The Business Council opposes this legislation that would severely restrict the ability of industrial development agencies to promote economic development projects in New York State, and impose new procedural requirements and operational costs on businesses receiving IDA support.

The Business Council represents numerous private sector employers that have made millions of dollars of capital investments in New York with IDA financing and tax incentives. We believe this legislation would impair the ability of IDAs to serve their crucial economic development role, and adversely impact the state's overall economic development efforts.

For example, this legislation will add to the cost of economic development projects, and erode the state's economic competitiveness by mandating that IDA-financed projects pay "prevailing wages" for construction projects, and pay all employees no less than the median hourly wage for all occupations in the MSA closest to the project.

Further, it mandates suspension of, and require repayment of, benefits for recipients that have a "substantial" violation of environmental, workers comp or tax law -- defining "substantial" as a violation resulting in a civil penalty of more than $100! This provision would impose severe additional penalties on businesses for relatively minor violations -- penalties that could impair the financial viability of the project.

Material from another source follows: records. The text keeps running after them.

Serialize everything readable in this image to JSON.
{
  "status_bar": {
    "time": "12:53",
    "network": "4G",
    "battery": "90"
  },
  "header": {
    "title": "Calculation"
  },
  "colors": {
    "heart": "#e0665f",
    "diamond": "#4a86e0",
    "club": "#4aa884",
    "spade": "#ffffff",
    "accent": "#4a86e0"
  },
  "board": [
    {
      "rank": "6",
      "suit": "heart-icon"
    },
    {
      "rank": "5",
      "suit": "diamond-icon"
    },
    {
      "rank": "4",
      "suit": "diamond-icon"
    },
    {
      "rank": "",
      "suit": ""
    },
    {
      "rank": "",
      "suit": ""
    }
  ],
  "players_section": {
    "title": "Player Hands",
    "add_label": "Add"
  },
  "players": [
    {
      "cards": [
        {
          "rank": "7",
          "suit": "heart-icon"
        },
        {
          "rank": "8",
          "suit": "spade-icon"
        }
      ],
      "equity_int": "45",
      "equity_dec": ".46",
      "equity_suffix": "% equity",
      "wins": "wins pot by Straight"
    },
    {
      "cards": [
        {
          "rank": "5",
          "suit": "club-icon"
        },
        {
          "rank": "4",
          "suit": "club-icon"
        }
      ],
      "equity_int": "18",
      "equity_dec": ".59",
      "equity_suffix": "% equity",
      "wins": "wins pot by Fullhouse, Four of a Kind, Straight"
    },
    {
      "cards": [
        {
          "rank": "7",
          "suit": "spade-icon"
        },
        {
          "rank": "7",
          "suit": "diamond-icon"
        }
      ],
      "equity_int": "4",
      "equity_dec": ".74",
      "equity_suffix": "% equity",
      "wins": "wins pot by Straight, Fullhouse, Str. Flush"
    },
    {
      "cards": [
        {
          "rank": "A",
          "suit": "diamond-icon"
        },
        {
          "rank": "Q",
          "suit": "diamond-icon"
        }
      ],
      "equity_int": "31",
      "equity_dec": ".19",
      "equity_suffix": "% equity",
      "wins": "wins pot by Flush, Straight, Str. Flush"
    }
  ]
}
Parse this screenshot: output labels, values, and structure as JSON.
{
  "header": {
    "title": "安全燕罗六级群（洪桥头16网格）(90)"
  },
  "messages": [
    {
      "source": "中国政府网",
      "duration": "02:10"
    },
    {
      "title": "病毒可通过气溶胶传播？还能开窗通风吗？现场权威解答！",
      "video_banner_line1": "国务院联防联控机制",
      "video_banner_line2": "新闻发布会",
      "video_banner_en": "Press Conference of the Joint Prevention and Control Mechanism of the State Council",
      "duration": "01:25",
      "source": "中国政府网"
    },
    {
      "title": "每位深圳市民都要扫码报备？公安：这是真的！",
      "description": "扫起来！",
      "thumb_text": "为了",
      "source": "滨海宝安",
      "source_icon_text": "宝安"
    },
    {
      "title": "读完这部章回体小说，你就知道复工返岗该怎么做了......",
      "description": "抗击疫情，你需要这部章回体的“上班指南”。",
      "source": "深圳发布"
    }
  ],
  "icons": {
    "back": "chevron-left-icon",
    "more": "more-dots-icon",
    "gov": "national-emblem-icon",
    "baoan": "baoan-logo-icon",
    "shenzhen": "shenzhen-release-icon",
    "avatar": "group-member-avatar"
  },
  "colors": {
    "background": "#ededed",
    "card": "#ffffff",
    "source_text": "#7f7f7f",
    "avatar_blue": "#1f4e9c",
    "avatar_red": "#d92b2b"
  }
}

Another provision of concern is the new requirement that IDA boards include representatives of labor and environmental organizations, while deleting the requirement that such boards have a business representative. It is unclear to us why implementation of economic development policy should exclude private sector participation.

Overall, The Business Council believes this legislation will make IDA support a far less attractive option for potential in-state investments. As such, we believe this proposal runs counter to the state's economic development objectives, particularly in Upstate New York.

For these reasons, The Business Council opposes adoption of A.8703.